La criatura levantó la cabeza, y el estómago de Percy gritó: « ¡Socorro!» .

Su cuerpo era horrible. Parecía una víctima de la hambruna: miembros como palos, rodillas hinchadas y codos nudosos, harapos que hacían las veces de ropa, uñas de manos y de pies rotas. El polvo cubría su piel y se amontonaba en sus hombros, como si se hubiera duchado en el fondo de un reloj de arena.

Su cara era desoladora. Sus ojos hundidos y legañosos lloraban a mares. La nariz le moqueaba como una cascada. Su ralo cabello gris estaba enredado con mechones grasientos, y tenía las mejillas llenas de raspazos y manchadas de sangre como si se hubiera arañado.

Percy no soportaba mirarla a los ojos, de modo que bajó la vista. Sobre sus rodillas había un antiguo escudo: un maltrecho círculo de madera y bronce con un retrato pintado de la propia Aclis sosteniendo un escudo, de modo que la imagen parecía perpetuarse eternamente, cada vez más pequeña.

—Ese escudo —murmuró Règine—. Eso es. Creía que era una leyenda.

—Oh, no —dijo gimiendo la vieja bruja—. El escudo de Hércules. Él me pintó en la superficie para que sus enemigos me vieran durante sus últimos momentos de vida: la diosa del sufrimiento —tosió tan fuerte que a Percy le dolió el pecho—. Como si Hércules supiera lo que es el auténtico sufrimiento. ¡Ni siquiera es un buen retrato!

Percy tragó saliva. Cuando él y sus amigos se habían enfrentado a Hércules en el estrecho de Gibraltar, el encuentro no había tenido un desenlace favorable.

Había habido muchos gritos, amenazas de muerte y piñas lanzadas a toda velocidad.

—¿Qué hace aquí su escudo? —preguntó Percy.

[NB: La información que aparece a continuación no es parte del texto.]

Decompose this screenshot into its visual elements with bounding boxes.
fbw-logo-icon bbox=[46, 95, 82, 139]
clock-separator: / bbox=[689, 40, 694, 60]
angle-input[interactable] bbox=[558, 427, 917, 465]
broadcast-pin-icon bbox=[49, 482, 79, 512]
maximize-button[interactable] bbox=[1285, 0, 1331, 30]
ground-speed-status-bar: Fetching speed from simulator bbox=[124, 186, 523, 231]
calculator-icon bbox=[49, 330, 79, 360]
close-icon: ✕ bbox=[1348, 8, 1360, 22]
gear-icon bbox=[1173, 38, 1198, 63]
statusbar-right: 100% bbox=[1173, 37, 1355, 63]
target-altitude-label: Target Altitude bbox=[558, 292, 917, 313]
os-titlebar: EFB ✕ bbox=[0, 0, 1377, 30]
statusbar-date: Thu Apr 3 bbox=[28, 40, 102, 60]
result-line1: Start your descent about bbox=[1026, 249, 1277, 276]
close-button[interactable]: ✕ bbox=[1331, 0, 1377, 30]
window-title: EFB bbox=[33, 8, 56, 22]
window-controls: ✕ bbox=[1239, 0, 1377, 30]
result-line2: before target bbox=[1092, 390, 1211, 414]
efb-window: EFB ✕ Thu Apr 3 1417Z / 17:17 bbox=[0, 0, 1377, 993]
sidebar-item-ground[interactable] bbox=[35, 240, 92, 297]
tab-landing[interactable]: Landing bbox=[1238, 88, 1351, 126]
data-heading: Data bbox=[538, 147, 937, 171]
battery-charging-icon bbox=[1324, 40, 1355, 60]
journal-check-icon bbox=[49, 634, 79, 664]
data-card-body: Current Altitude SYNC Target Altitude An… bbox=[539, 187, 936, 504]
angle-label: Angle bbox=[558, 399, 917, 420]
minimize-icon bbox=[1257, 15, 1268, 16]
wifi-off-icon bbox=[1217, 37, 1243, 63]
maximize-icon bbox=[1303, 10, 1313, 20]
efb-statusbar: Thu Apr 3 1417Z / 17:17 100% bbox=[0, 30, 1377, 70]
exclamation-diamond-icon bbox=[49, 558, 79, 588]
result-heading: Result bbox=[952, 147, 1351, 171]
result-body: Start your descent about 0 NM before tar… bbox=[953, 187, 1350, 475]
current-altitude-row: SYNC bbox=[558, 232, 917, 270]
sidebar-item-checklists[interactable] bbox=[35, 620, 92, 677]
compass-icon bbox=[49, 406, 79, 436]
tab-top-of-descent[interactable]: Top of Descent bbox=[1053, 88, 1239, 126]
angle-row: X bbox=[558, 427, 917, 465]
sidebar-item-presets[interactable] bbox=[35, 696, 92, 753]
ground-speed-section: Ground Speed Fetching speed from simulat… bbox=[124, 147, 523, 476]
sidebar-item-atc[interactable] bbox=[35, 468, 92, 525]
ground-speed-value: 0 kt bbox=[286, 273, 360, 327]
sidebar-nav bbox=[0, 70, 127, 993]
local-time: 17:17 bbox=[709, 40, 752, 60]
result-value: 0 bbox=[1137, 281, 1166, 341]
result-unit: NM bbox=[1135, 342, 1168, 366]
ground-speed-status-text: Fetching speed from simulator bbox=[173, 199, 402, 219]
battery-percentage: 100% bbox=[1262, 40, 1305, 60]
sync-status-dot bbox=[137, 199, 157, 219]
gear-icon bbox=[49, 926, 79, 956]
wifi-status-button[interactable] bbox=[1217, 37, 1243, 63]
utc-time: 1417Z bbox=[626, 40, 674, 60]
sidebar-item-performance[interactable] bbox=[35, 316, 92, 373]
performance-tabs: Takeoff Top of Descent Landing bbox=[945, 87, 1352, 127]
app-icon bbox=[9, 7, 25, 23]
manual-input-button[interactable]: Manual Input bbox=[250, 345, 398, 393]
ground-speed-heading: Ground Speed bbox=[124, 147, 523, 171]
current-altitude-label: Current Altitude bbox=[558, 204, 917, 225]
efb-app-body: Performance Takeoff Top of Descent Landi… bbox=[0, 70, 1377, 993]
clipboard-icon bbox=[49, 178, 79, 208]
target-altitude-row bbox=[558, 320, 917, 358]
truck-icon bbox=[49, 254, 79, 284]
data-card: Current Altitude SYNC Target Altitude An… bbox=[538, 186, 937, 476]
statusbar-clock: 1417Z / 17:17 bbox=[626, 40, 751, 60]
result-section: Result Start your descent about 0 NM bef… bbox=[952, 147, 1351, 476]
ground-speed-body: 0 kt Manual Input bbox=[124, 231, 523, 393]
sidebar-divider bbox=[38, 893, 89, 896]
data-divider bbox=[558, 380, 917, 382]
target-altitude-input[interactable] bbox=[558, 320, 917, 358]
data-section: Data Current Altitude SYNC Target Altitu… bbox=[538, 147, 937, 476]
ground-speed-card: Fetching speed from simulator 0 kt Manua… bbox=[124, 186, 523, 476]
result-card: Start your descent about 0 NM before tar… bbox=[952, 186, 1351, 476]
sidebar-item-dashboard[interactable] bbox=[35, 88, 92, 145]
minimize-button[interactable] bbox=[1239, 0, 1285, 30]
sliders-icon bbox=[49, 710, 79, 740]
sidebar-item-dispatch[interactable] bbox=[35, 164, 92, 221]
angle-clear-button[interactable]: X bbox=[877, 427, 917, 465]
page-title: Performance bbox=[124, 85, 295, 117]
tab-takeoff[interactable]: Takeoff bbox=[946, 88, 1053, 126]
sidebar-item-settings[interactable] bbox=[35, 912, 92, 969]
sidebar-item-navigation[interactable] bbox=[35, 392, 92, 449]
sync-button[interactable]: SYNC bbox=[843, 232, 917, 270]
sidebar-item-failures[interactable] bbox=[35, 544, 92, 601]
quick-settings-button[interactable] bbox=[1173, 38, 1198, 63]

La diosa lo miró con sus húmedos ojos lechosos. Las mejillas le empezaron a chorrear sangre y mancharon su andrajoso vestido de puntos rojos.

—Él ya no lo necesita, ¿no? Vino aquí cuando su cuerpo mortal se quemó. Un recordatorio, supongo, de que ningún escudo es suficiente. Al final, el sufrimiento se apodera de todos vosotros. Hasta de Hércules.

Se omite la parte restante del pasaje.